Boko Haram explained

We received a string of bad news from Nigeria in the past two weeks, from the terrorist attacks in Abuja to the abductions in Chibok.

Accordingly, Boko Haram, the radical group held responsible for these events has made the headlines. I picked a few stories providing context, and giving different analysis and recommendations to deal with the group.


Who are Boko Haram, and how did they come to be? explains the origins and history of the movement

This is currently Boko Haram’s structure: a cellular structure, and no centralised command, and seemingly no unity of purpose. This “lack of unity” makes them particularly difficult to negotiate with, as you cannot tell who exactly represents the group. When someone attempts to negotiate on behalf of the group (think Baba Fugu Mohammed), he is quickly hunted down and killed. So, as things stand, the extremist elements within Boko Haram are the ones fully in control of the narrative.

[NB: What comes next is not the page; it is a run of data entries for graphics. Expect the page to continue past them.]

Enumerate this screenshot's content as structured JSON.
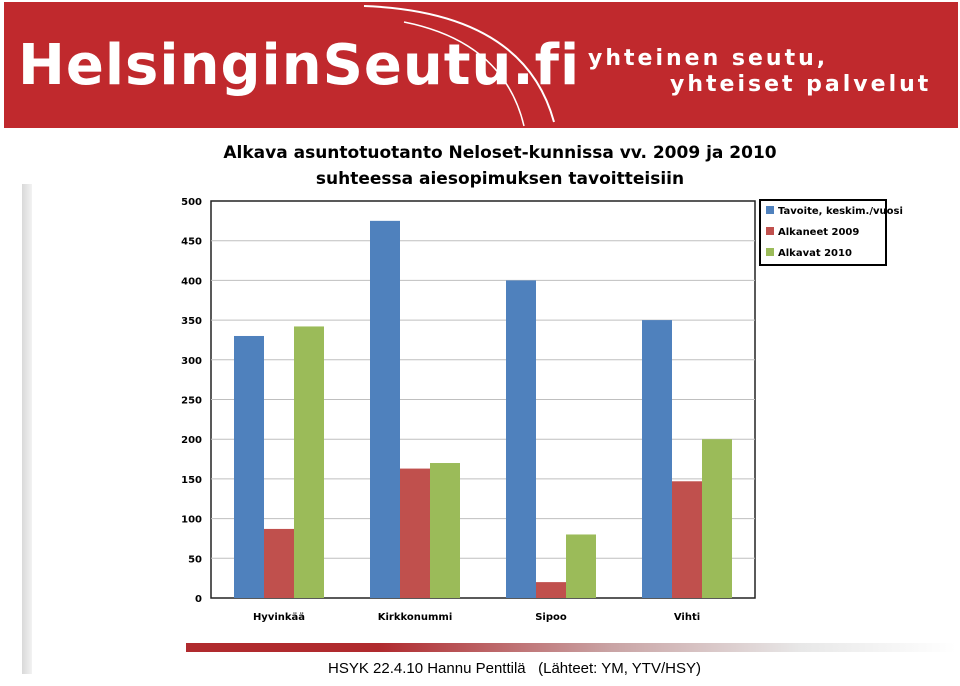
{
  "header": {
    "logo_text": "HelsinginSeutu.fi",
    "slogan_line1": "yhteinen seutu,",
    "slogan_line2": "yhteiset palvelut",
    "colors": {
      "banner": "#c0292d",
      "logo_text": "#ffffff"
    }
  },
  "footer": {
    "text": "HSYK 22.4.10 Hannu Penttilä   (Lähteet: YM, YTV/HSY)"
  },
  "chart_data": {
    "type": "bar",
    "title": "Alkava asuntotuotanto Neloset-kunnissa vv. 2009 ja 2010",
    "subtitle": "suhteessa aiesopimuksen tavoitteisiin",
    "categories": [
      "Hyvinkää",
      "Kirkkonummi",
      "Sipoo",
      "Vihti"
    ],
    "series": [
      {
        "name": "Tavoite, keskim./vuosi",
        "color": "#4f81bd",
        "values": [
          330,
          475,
          400,
          350
        ]
      },
      {
        "name": "Alkaneet 2009",
        "color": "#c0504d",
        "values": [
          87,
          163,
          20,
          147
        ]
      },
      {
        "name": "Alkavat 2010",
        "color": "#9bbb59",
        "values": [
          342,
          170,
          80,
          200
        ]
      }
    ],
    "ylim": [
      0,
      500
    ],
    "yticks": [
      "0",
      "50",
      "100",
      "150",
      "200",
      "250",
      "300",
      "350",
      "400",
      "450",
      "500"
    ],
    "grid": true,
    "legend_position": "top-right"
  }
}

Why Fear Boko Haram is a great piece from Eliza Griswold, centered on the abduction of schoolgirls last week

For Boko Haram, it is about dismantling the fragile existing society by attacking its essential institutions: schools.

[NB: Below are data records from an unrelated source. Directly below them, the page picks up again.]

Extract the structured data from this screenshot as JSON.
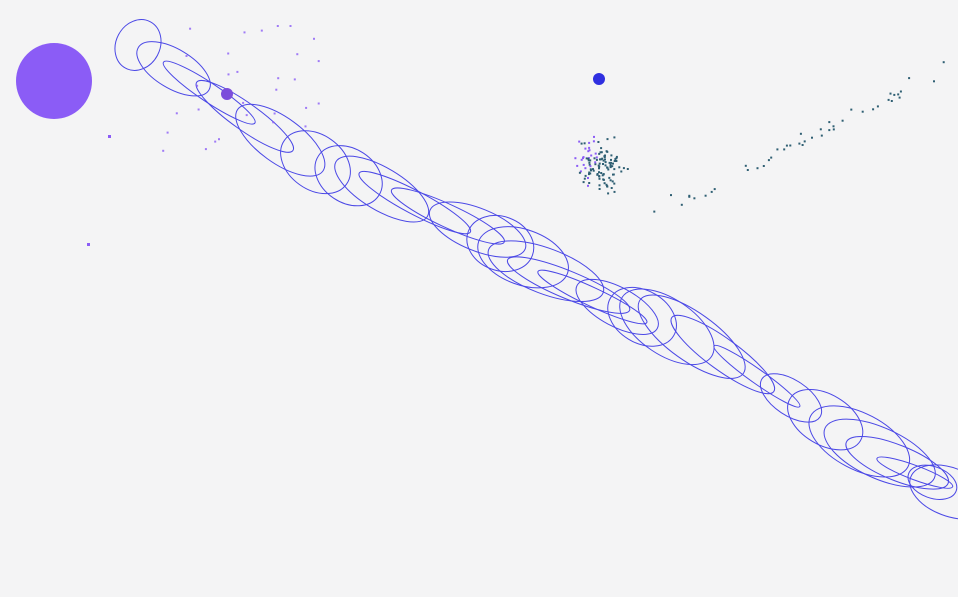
{
  "canvas": {
    "background": "#f4f4f5"
  },
  "colors": {
    "loops": "#4b48e6",
    "big_orb": "#8b5cf6",
    "small_orb": "#7c4ddb",
    "blue_orb": "#2f2fe0",
    "particles_purple": "#8b5cf6",
    "particles_teal": "#2f5f73"
  },
  "scene": {
    "objects": [
      "big-orb",
      "small-orb",
      "blue-orb",
      "spiral-trail",
      "particle-cloud",
      "particle-streak"
    ]
  }
}
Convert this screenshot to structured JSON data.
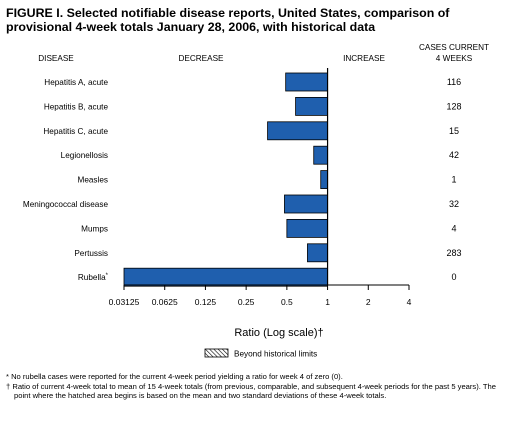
{
  "title": "FIGURE I. Selected notifiable disease reports, United States, comparison of provisional 4-week totals January 28, 2006, with historical data",
  "headers": {
    "disease": "DISEASE",
    "decrease": "DECREASE",
    "increase": "INCREASE",
    "cases_line1": "CASES CURRENT",
    "cases_line2": "4 WEEKS"
  },
  "legend": {
    "label": "Beyond historical limits"
  },
  "footnotes": {
    "star": "* No rubella cases were reported for the current 4-week period yielding a ratio for week 4 of zero (0).",
    "dagger": "† Ratio of current 4-week total to mean of 15 4-week totals (from previous, comparable, and subsequent 4-week periods for the past 5 years). The point where the hatched area begins is based on the mean and two standard deviations of these 4-week totals."
  },
  "colors": {
    "bar_fill": "#1f5fae",
    "bar_stroke": "#000000",
    "axis": "#000000"
  },
  "chart_data": {
    "type": "bar",
    "orientation": "horizontal",
    "xscale": "log2",
    "xlabel": "Ratio (Log scale)†",
    "xlim": [
      0.03125,
      4
    ],
    "reference_line": 1,
    "xticks": [
      "0.03125",
      "0.0625",
      "0.125",
      "0.25",
      "0.5",
      "1",
      "2",
      "4"
    ],
    "xtick_values": [
      0.03125,
      0.0625,
      0.125,
      0.25,
      0.5,
      1,
      2,
      4
    ],
    "categories": [
      "Hepatitis A, acute",
      "Hepatitis B, acute",
      "Hepatitis C, acute",
      "Legionellosis",
      "Measles",
      "Meningococcal disease",
      "Mumps",
      "Pertussis",
      "Rubella"
    ],
    "category_marks": [
      "",
      "",
      "",
      "",
      "",
      "",
      "",
      "",
      "*"
    ],
    "values": [
      0.49,
      0.58,
      0.36,
      0.79,
      0.89,
      0.48,
      0.5,
      0.71,
      0.03125
    ],
    "cases_current_4_weeks": [
      "116",
      "128",
      "15",
      "42",
      "1",
      "32",
      "4",
      "283",
      "0"
    ]
  }
}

Boko Haram claims to oppose Western education because it threatens the purity of northern Nigeria’s centuries-old Islamic society. Their atrocities mask a legitimate grievance that most of Nigeria’s 177 million people share. Despite Nigeria’s vast oil wealth, its citizens enjoy few basic government services, including education. Most government schools require tuition, and only those with the means to pay can attend. Schooling is as much a symbol of the hope for a prosperous future as it is a practical means to achieve it. These institutions become easy targets for mobs of disenfranchised young men like the members of Boko Haram.


The Abuja Bus Station Bombing: A Sign of Boko Haram’s Rise or Fall? focuses on the bombing, and discusses the recent weakening on the movement.

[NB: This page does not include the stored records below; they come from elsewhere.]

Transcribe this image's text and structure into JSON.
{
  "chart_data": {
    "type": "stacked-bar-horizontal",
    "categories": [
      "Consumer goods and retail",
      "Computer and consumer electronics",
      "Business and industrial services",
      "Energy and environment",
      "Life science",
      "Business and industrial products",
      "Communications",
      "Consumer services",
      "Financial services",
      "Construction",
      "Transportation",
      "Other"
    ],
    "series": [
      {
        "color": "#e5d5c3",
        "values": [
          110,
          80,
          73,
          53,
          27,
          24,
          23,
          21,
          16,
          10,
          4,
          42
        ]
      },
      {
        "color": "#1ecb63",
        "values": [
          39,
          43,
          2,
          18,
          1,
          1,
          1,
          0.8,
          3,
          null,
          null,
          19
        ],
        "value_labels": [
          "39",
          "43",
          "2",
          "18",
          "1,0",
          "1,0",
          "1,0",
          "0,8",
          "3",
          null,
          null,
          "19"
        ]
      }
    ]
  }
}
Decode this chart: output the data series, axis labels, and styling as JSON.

Nigeria is not winning in the battle against Boko Haram, but neither are the Islamist militants. The Abuja bombing is more a sign of the group’s decline than ascendency.


A group which had been touted as being better equipped and trained than the Nigerian military, and which had exhibited this superiority in brazen and sophisticated attacks against hardened targets, was now waging a more conventional and risk adverse form of guerrilla warfare. Although high-profile attacks have not ceased in their entirety, as witnessed by the December 2013 attack at the Borno Air Force base and the more recent assault on the Giwa barracks, these incidents have been sporadic and mostly limited to the city of Maiduguri where Boko Haram has always maintained a strong operational presence.

While spiralling casualty figures show that the Nigerian army is certainly not winning the battle against Boko Haram, it would be wrong to suggest that Boko Haram is exactly winning either. Although tragic and brutal attacks continue relentlessly, the tactics employed by the Nigerian army have, at the very least, stymied the Boko Haram’s geographical expansion and curtailed its ability to execute attacks against targets of strategic security and/or governmental importance.